How would you do it?

elanhickler commented 6 years ago

I'd want to be able to change smoothing amount PREFERABLY real-time, rather than re-generating the entire graph.

elanhickler commented 6 years ago
double offsetPitchByCurve (double inputPitch, double tension)
{
    double quantizedPitch = floor(inputPitch);
    double normalizedDistanceToQuantizedPitch = inputPitch - quantizedPitch ;
    return quantizedPitch + sigmoidCurve(normalizedDistanceToQuantizedPitch, tension);
}

something like that? How do you create a sigmoid curve math to give you value of 0 to 1? Or what would you use? Hmm, maybe I should use my curve... i forget what you call it. rational curve?

https://www.desmos.com/calculator/zoiuus4nyz

RobinSchmidt commented 6 years ago

yes, rational. a "rational function" is a ratio of two polynomials: https://en.wikipedia.org/wiki/Rational_function, which is what this is. perhaps one could also call it "bilinear" (numerator and denominator are both linear functions of x). hmm...yeah...sounds reasonable to me. my first idea would perhaps have been using a lowpass for smoothing, but maybe a sigmoid function is better. how about making it more flexible by allowing not only integer semitone steps for the quantization but arbitrary (not necessarily equidistant) steps. ...of course, that would make the whole thing a lot more complicated but also musically more useful (you could set up certain allowed intervals)

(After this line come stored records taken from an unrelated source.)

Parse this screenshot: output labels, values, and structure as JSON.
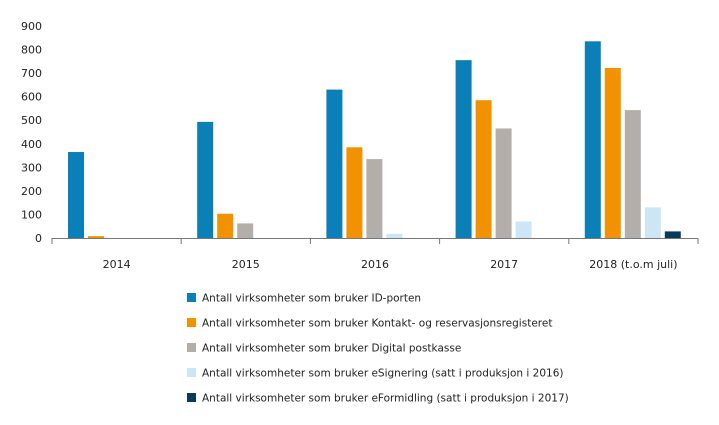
{
  "chart_data": {
    "type": "bar",
    "title": "",
    "xlabel": "",
    "ylabel": "",
    "categories": [
      "2014",
      "2015",
      "2016",
      "2017",
      "2018 (t.o.m juli)"
    ],
    "yticks": [
      0,
      100,
      200,
      300,
      400,
      500,
      600,
      700,
      800,
      900
    ],
    "ylim": [
      0,
      900
    ],
    "grid": false,
    "legend_position": "bottom",
    "series": [
      {
        "name": "Antall virksomheter som bruker ID-porten",
        "color": "#0a7fb8",
        "values": [
          365,
          493,
          630,
          755,
          835
        ]
      },
      {
        "name": "Antall virksomheter som bruker Kontakt- og reservasjonsregisteret",
        "color": "#f39200",
        "values": [
          8,
          103,
          385,
          585,
          722
        ]
      },
      {
        "name": "Antall virksomheter som bruker Digital postkasse",
        "color": "#b3aea9",
        "values": [
          0,
          62,
          335,
          465,
          543
        ]
      },
      {
        "name": "Antall virksomheter som bruker eSignering (satt i produksjon i 2016)",
        "color": "#cde6f6",
        "values": [
          0,
          0,
          18,
          70,
          130
        ]
      },
      {
        "name": "Antall virksomheter som bruker eFormidling (satt i produksjon i 2017)",
        "color": "#083a5c",
        "values": [
          0,
          0,
          0,
          0,
          28
        ]
      }
    ]
  }
}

elanhickler commented 6 years ago

oh yeah I actually need that feature, so you could do chord-based glissandos. The point of this is to emulate fret slides.

If you slide from C3 to C#3, that's easy, just apply a curve. Let's say you only allow Cs. Sliding from C3 to C4, you can't just apply the same curve. How do we solve this? Tension needs to be based on distance between enabled pitches. Maybe we don't need to solve it? Or maybe I just try different tension amounts per pitch distance (distance of 1 get a 0.5 tension, distance of 2 gets a 0.6 tension, distance of 12 gets .99 tension). Oh, actually it should be a tension multiplier so you can dial in the base desired tension.

image

RobinSchmidt commented 6 years ago

i think, you could perhaps let the user not set up the "tension" parameter "t" directly but instead a point in time (on the normalized 0...1 axis) at which, say 90% of the target value should be reached and then solve the equation for t. should be some simple algebra, i can do that for you, if you don't know how

RobinSchmidt commented 6 years ago

for example, set t=-0.8 and you reach 90% at x=0.5 (with the unipolar curve) https://www.desmos.com/calculator/zoiuus4nyz

RobinSchmidt commented 6 years ago

basically, what you have to do is to set y = 0.9 = f(x=0.5) = your function insert, for example, 0.5 for x and 0.9 for y into the formula and solve for t

elanhickler commented 6 years ago

Let me implement the initial idea before we get crazy with the maths.